Atualização Constantinople do Ethereum enfrenta atraso devido a vulnerabilidade de segurança
A principal atualização Constantinople do Ethereum foi adiada depois que a empresa de auditoria de blockchain ChainSecurity descobriu um problema de segurança em uma das mudanças.

A tão esperada atualização Constantinople do Ethereum acaba de ser adiada depois que uma vulnerabilidade crítica foi descoberta em uma das mudanças planejadas.
Empresa de auditoria de contratos inteligentes ChainSecurityterça-feira sinalizada que a Proposta de Melhoria do Ethereum (EIP) 1283, se implementada, poderia fornecer aos invasores uma brecha no código para roubar fundos de usuários. Falando em uma chamada, os desenvolvedores do Ethereum , assim como os desenvolvedores de clientes e outros projetos que executam a rede, concordaram em atrasar o hard fork – pelo menos temporariamente – enquanto avaliavam o problema.

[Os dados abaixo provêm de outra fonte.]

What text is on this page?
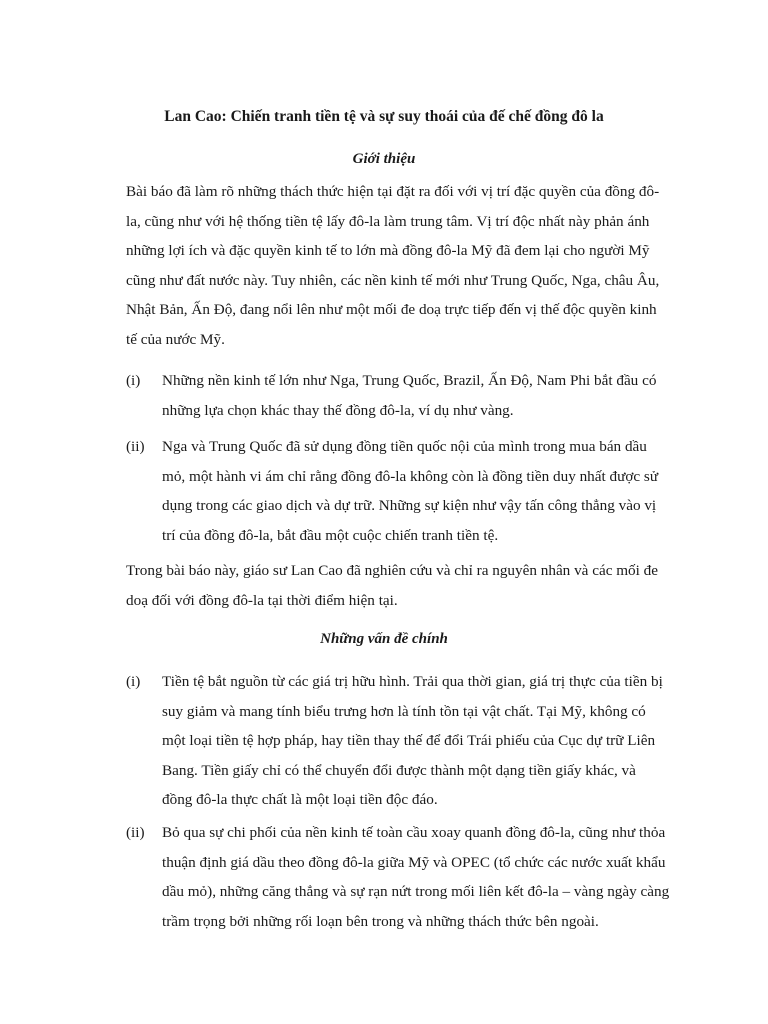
Lan Cao: Chiến tranh tiền tệ và sự suy thoái của đế chế đồng đô la
Giới thiệu

Bài báo đã làm rõ những thách thức hiện tại đặt ra đối với vị trí đặc quyền của đồng đô-la, cũng như với hệ thống tiền tệ lấy đô-la làm trung tâm. Vị trí độc nhất này phản ánh những lợi ích và đặc quyền kinh tế to lớn mà đồng đô-la Mỹ đã đem lại cho người Mỹ cũng như đất nước này. Tuy nhiên, các nền kinh tế mới như Trung Quốc, Nga, châu Âu, Nhật Bản, Ấn Độ, đang nổi lên như một mối đe doạ trực tiếp đến vị thế độc quyền kinh tế của nước Mỹ.

(i) Những nền kinh tế lớn như Nga, Trung Quốc, Brazil, Ấn Độ, Nam Phi bắt đầu có những lựa chọn khác thay thế đồng đô-la, ví dụ như vàng.

(ii) Nga và Trung Quốc đã sử dụng đồng tiền quốc nội của mình trong mua bán dầu mỏ, một hành vi ám chỉ rằng đồng đô-la không còn là đồng tiền duy nhất được sử dụng trong các giao dịch và dự trữ. Những sự kiện như vậy tấn công thẳng vào vị trí của đồng đô-la, bắt đầu một cuộc chiến tranh tiền tệ.

Trong bài báo này, giáo sư Lan Cao đã nghiên cứu và chỉ ra nguyên nhân và các mối đe doạ đối với đồng đô-la tại thời điểm hiện tại.

Những vấn đề chính
(i) Tiền tệ bắt nguồn từ các giá trị hữu hình. Trải qua thời gian, giá trị thực của tiền bị suy giảm và mang tính biểu trưng hơn là tính tồn tại vật chất. Tại Mỹ, không có một loại tiền tệ hợp pháp, hay tiền thay thế để đổi Trái phiếu của Cục dự trữ Liên Bang. Tiền giấy chỉ có thể chuyển đổi được thành một dạng tiền giấy khác, và đồng đô-la thực chất là một loại tiền độc đáo.

(ii) Bỏ qua sự chi phối của nền kinh tế toàn cầu xoay quanh đồng đô-la, cũng như thỏa thuận định giá dầu theo đồng đô-la giữa Mỹ và OPEC (tổ chức các nước xuất khẩu dầu mỏ), những căng thẳng và sự rạn nứt trong mối liên kết đô-la – vàng ngày càng trầm trọng bởi những rối loạn bên trong và những thách thức bên ngoài.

Os participantes incluíram o criador do Ethereum Vitalik Buterin, os desenvolvedores Hudson Jameson, Nick Johnson e Evan Van Ness, e o gerente de lançamento do Parity Afri Schoedon, entre outros. Uma nova data de fork será decidida durante outra chamada de desenvolvimento do Ethereum na sexta-feira.
Ao discutir a vulnerabilidade online, os CORE desenvolvedores do projeto chegaram à conclusão de que levaria muito tempo para corrigir o bug antes do hard fork, que deveria ser executado por volta de 04:00 UTC em 17 de janeiro.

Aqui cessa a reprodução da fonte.